I am very fortunate. Since working at DAA, I have participated in many educational conferences and professional development meetings to grow as an educator and bring the best educational practices back to DAA. However, none was as inspirational and transforming as Expeditionary Learning’s National Conference “Independence: Preparing Leaders of Their Own Learning”. For three days in Boston, I had the privilege of learning from master teachers and school leaders who have been practicing EL for years. They led sessions on topics that were timely, interesting, and totally relevant for teaching and learning at DAA. As a result, I brought back an abundance of knowledge about best practices for helping our students become leaders of their own learning.

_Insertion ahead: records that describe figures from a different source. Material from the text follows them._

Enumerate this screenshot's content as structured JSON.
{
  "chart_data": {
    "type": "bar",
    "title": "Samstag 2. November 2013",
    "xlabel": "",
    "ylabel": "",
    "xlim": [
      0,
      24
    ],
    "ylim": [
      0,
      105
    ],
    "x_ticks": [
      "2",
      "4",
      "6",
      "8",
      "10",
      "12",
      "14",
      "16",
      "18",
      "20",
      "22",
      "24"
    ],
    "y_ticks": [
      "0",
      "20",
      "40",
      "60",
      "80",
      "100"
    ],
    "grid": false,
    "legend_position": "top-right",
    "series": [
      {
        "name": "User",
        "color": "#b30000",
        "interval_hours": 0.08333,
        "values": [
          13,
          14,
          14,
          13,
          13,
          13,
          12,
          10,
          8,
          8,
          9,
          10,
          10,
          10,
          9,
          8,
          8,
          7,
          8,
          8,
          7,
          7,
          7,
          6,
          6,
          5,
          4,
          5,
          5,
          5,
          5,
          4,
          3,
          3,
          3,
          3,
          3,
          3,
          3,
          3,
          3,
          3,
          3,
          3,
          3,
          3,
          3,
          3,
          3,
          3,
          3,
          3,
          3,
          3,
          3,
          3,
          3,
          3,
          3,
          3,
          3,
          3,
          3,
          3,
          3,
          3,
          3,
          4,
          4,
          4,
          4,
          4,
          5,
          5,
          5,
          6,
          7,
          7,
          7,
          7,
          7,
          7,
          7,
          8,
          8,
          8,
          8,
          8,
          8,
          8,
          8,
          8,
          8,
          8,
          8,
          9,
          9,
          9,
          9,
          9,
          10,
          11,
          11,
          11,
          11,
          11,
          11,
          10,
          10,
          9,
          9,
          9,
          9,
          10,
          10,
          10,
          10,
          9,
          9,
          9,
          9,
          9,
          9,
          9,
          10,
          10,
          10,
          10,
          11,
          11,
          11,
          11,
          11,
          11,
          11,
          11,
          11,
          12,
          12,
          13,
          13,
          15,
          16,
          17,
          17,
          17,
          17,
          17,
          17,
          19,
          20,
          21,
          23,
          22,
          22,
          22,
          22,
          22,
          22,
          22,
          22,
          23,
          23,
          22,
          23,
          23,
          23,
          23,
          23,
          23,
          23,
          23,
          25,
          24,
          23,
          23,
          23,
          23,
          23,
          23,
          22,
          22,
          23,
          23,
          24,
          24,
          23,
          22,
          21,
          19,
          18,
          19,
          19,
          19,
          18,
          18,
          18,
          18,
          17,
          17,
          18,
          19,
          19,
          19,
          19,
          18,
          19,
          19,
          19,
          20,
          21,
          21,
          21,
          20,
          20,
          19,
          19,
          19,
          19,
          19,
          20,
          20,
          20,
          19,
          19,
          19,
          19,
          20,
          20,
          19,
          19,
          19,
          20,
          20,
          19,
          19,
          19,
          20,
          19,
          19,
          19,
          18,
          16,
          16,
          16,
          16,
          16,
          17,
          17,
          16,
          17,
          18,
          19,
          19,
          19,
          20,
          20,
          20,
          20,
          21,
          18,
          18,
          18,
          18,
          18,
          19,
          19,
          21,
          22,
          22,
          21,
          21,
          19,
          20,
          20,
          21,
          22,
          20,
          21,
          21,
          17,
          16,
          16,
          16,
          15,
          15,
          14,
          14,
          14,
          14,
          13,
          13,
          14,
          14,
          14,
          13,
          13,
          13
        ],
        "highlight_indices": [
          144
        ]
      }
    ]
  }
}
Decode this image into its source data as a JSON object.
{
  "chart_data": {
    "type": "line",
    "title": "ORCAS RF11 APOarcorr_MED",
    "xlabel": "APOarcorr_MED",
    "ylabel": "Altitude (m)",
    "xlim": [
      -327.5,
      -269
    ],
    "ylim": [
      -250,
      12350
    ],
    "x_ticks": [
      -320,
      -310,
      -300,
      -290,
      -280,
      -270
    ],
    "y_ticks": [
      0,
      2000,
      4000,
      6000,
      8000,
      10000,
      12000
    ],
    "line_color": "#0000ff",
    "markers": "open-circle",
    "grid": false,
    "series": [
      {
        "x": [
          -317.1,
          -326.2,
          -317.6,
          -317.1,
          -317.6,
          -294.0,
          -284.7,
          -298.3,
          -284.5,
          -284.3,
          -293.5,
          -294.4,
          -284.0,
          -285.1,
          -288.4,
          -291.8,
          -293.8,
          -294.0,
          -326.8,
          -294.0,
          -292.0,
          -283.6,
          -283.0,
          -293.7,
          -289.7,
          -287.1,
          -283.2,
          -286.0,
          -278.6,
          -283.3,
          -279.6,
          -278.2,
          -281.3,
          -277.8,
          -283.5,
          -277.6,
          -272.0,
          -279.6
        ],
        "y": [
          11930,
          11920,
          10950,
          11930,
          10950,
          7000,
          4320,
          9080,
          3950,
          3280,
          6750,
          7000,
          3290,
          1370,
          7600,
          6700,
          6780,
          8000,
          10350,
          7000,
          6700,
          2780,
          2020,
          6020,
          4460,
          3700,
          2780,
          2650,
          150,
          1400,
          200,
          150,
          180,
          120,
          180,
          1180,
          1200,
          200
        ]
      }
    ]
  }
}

I attended wonderful sessions including: one about creating high quality learning targets to support students’ learning and give them something to work towards; and another that involved developing student-led Crews, where students took control and led the rest of the class! In other meetings, I learned about fostering relationships and confidence building; while I increased my understanding of administering and grading benchmark assessments, which will drive instruction. Another great session focused on writing standards-targets and assessments (STAs) to help guide our unit planning and ensure we design rigorous daily lessons.
In addition to attending these invaluable sessions, during which I learned more than I could have imagined, the amazing and talented Mrs. McMillan and I presented our own master class! Our session taught 27 teachers how to authentically and effectively integrate expedition content throughout the school day. As co-teachers last year, we shared our experiences as well as some of the new experiences we’ve had this year.
This year’s conference theme, “Independence: Preparing Leaders of Their Own Learning,” really impacted me. Not only do I feel like I have come back to Detroit with multiple new ways to ensure this independence of learning occurs for the students in my classroom, but also, as a participant and student at the conference, I feel I have done just that—become a leader of my own learning.